The building at 124 W. Lincoln Ave., in downtown Fergus Falls was built in 1921 as the Orpheum Theater and while today it carries the marquee for A Center for the Arts, lots of changes occurred between 1921 and 2019: The Orpheum went from stage theater to a mix of stage and movie showings, before showing only movies starting in 1952. In the early 1980s, The Old Tyme Variety Players began to lease the theater from owner Gordon Bakken before accepting it as a gift, returning it to a strictly stage theater.
While the performances inside the building have changed, as have the seats and paint, the dressing rooms and the stage, the outside has lagged behind and mother nature has begun to creep into the second floor offices of AC4TA with severe leakage as a result of roofing pushed far past its life expectancy. “It rains in the offices when it rains outside and the snowmelt has filled garbage can after garbage can of water,” says Michael Burgraff, executive director for AC4TA, who is kicking off a Raise the Roof campaign to help raise money for repairs.
The rubber membrane roof has a slope for drainage and because it was done in the late 1980s or early 90s during a renovation, was laid over an older roof, it must be pulled off and replaced. Several contractors were brought in to look at the issues and put in a bid and Buttweiler’s Do-All Inc. was awarded the bid with a projected repair cost of $100,000. Thankfully, members of the Veden Foundation recently toured the facility and recognized AC4TA’s needs and pledged $50,000, allowing the nonprofit group to cover the most needed part of this repair, but they need to raise the other $50,000 quickly, “Or else we are in great peril of losing this building,” says Burgraff.
“If we don’t fix the roof, worst case scenario is that it becomes so waterlogged and/or damaged that we’re not allowed to have people in until it’s repaired,” he says. The building was built at a time when wood was the primary construction material, and continued water damage threatens the integrity of their wooden rafters which could lead to dangerous conditions forcing closure if not an outright roof collapse — $100,000 now could save them $1 million in repairs in the future.

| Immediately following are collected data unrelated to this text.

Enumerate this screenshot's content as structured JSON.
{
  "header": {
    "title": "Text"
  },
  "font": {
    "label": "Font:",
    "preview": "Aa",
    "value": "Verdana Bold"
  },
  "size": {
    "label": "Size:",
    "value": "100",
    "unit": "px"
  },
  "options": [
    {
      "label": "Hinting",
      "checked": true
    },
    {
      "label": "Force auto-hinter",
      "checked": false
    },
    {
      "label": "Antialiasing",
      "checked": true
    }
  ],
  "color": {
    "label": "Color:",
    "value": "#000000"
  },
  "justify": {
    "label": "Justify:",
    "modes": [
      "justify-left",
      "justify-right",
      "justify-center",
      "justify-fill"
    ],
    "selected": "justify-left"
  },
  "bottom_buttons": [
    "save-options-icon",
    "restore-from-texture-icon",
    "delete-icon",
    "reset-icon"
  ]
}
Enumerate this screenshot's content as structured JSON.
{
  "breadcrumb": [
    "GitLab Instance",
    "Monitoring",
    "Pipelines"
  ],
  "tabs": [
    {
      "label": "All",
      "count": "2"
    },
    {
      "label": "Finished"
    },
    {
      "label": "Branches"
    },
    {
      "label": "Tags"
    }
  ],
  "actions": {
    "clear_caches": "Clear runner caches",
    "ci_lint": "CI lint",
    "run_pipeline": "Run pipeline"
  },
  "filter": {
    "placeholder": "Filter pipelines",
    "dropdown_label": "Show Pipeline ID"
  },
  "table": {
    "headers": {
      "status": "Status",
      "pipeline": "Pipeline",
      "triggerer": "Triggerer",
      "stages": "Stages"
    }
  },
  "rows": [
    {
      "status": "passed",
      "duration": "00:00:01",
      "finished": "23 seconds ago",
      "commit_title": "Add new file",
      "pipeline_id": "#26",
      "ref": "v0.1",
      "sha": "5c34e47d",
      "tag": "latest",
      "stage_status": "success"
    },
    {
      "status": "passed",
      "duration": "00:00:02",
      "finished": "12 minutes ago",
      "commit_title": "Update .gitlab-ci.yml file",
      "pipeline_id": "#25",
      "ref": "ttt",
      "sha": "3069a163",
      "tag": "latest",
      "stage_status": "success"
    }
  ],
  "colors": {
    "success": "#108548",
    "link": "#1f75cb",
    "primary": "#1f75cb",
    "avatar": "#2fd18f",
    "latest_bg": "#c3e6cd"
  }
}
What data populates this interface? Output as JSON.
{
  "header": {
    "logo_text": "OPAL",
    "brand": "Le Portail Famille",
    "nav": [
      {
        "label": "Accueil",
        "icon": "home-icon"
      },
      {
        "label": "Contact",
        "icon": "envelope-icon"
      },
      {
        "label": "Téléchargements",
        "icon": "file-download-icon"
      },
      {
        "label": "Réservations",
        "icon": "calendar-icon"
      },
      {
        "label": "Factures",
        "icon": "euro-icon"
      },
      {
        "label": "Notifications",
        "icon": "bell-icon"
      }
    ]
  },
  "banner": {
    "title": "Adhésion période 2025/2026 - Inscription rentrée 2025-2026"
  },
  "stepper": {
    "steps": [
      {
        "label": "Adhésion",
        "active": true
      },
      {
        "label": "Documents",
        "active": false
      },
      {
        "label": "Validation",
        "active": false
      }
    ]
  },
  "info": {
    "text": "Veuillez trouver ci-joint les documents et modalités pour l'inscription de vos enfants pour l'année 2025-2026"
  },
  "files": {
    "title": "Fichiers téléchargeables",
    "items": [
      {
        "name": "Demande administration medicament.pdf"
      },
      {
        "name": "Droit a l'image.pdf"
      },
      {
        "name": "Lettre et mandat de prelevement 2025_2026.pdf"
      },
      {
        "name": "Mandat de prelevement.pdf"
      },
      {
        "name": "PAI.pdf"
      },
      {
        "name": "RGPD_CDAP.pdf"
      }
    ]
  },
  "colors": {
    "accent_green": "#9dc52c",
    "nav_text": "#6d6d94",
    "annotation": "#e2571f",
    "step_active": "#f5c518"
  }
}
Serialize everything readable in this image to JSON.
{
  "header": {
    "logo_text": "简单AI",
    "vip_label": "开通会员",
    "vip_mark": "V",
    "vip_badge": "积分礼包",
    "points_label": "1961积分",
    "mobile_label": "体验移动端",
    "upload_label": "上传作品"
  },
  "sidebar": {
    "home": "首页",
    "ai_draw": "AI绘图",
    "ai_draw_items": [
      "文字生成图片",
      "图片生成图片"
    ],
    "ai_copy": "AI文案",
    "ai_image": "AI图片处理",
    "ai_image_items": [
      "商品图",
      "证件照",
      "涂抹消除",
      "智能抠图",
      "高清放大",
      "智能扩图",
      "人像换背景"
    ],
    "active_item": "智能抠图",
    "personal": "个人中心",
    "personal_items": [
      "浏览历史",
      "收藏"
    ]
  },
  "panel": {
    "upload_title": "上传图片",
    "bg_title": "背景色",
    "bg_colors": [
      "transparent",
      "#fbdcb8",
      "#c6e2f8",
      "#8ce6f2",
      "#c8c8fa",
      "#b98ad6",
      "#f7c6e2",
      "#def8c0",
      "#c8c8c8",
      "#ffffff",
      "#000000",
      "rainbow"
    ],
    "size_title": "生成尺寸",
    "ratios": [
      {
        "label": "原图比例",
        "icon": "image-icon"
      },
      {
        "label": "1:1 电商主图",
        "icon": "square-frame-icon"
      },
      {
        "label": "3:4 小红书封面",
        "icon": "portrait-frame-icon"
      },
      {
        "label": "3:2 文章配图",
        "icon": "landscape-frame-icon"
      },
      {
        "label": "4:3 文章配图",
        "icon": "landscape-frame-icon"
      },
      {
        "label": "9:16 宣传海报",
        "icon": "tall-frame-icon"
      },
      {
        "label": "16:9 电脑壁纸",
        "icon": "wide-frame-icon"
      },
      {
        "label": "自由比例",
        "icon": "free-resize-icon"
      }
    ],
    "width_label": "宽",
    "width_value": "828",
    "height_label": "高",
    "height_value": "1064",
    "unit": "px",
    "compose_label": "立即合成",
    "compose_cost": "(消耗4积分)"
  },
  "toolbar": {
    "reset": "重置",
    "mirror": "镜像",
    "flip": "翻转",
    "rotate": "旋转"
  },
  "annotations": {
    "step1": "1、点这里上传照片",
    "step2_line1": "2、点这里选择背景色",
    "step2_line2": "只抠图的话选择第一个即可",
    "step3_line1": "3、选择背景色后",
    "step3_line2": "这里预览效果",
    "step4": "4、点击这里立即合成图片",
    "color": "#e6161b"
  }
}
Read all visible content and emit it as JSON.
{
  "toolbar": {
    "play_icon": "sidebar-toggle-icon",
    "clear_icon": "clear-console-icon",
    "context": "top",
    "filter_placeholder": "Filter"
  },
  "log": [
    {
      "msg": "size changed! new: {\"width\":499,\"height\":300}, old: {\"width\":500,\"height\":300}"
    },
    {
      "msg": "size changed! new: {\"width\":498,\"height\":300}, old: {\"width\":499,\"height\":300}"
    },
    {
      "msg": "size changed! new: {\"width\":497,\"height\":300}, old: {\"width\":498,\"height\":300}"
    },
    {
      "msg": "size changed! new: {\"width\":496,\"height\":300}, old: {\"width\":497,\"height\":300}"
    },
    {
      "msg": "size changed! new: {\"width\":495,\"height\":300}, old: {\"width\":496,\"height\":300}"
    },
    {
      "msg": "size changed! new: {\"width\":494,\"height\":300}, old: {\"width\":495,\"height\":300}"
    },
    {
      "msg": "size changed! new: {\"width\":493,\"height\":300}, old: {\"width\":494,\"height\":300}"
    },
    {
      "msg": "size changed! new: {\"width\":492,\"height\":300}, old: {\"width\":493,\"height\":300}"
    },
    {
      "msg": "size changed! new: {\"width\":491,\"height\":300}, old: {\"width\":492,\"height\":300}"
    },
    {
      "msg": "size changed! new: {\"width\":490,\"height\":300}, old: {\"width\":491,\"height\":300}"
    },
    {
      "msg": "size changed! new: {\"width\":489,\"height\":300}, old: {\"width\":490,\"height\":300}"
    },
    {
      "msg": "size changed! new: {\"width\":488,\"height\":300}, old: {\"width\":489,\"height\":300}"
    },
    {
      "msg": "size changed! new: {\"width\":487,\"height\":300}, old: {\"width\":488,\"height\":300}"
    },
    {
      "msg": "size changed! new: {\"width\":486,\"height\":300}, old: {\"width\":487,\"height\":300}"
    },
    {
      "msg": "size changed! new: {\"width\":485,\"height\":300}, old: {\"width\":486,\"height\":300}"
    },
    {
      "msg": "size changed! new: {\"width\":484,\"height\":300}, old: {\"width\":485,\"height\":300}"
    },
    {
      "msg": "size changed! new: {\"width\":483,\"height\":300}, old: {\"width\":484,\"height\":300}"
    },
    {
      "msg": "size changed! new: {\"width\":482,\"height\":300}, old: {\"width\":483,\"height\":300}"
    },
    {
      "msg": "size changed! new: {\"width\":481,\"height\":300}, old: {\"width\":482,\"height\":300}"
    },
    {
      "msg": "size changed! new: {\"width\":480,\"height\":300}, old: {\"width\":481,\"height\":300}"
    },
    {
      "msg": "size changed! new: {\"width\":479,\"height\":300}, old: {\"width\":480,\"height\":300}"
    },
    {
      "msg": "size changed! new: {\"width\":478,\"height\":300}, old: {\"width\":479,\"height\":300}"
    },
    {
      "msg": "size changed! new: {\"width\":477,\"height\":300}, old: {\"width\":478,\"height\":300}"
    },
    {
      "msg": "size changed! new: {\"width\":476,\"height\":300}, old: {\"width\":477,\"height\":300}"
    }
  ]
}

“The city has virtually nothing to do with this building, it is owned by A Center for the Arts Inc., a nonprofit organization, and therefore all maintenance, repairs, utilities, upkeep fall to our organization,” says Burgraff. Most similar nonprofit theaters in Minnesota are owned by their cities or school districts, who then cover those costs. “We spend about $120,000 a year just on maintenance and utilities,” he says. AC4TA is also still paying off a $140,000 HVAC repair from a few years ago, which the Veden Foundation also helped with.
“Anything that people can give is appreciated, but $20 probably won’t get us to that other $50,000 in time. We will need to go out and see if we can’t come up with thousands of dollars at a time,” says Burgraff, who hopes to get the money raised before the snow begins to fall and causes additional damage.
It doesn’t help that many nonprofits created budgets expecting to receive about as much funding as in years past, but the new tax code, which eliminated deductions for charitable giving, severely cut down on expected sources of donations. “We’re having to go out to our patrons in the community and say, ‘Because of a decline in sponsorships, because of a decline in memberships, because of a decline in charitable giving, we need to raise additional money just to do our programming and keep the doors open,’ let alone adding this $100,000, now we’re asking people twice, ‘Can you step up and get us through this year?’” says Burgraff.
Budgeting for next year will take into account the new lack of funds, but the effect this year is being felt by nonprofits throughout the country and the roof issues are a double whammy for AC4TA. Community members looking to help can send checks to AC4TA with “The roof campaign” in the memo line.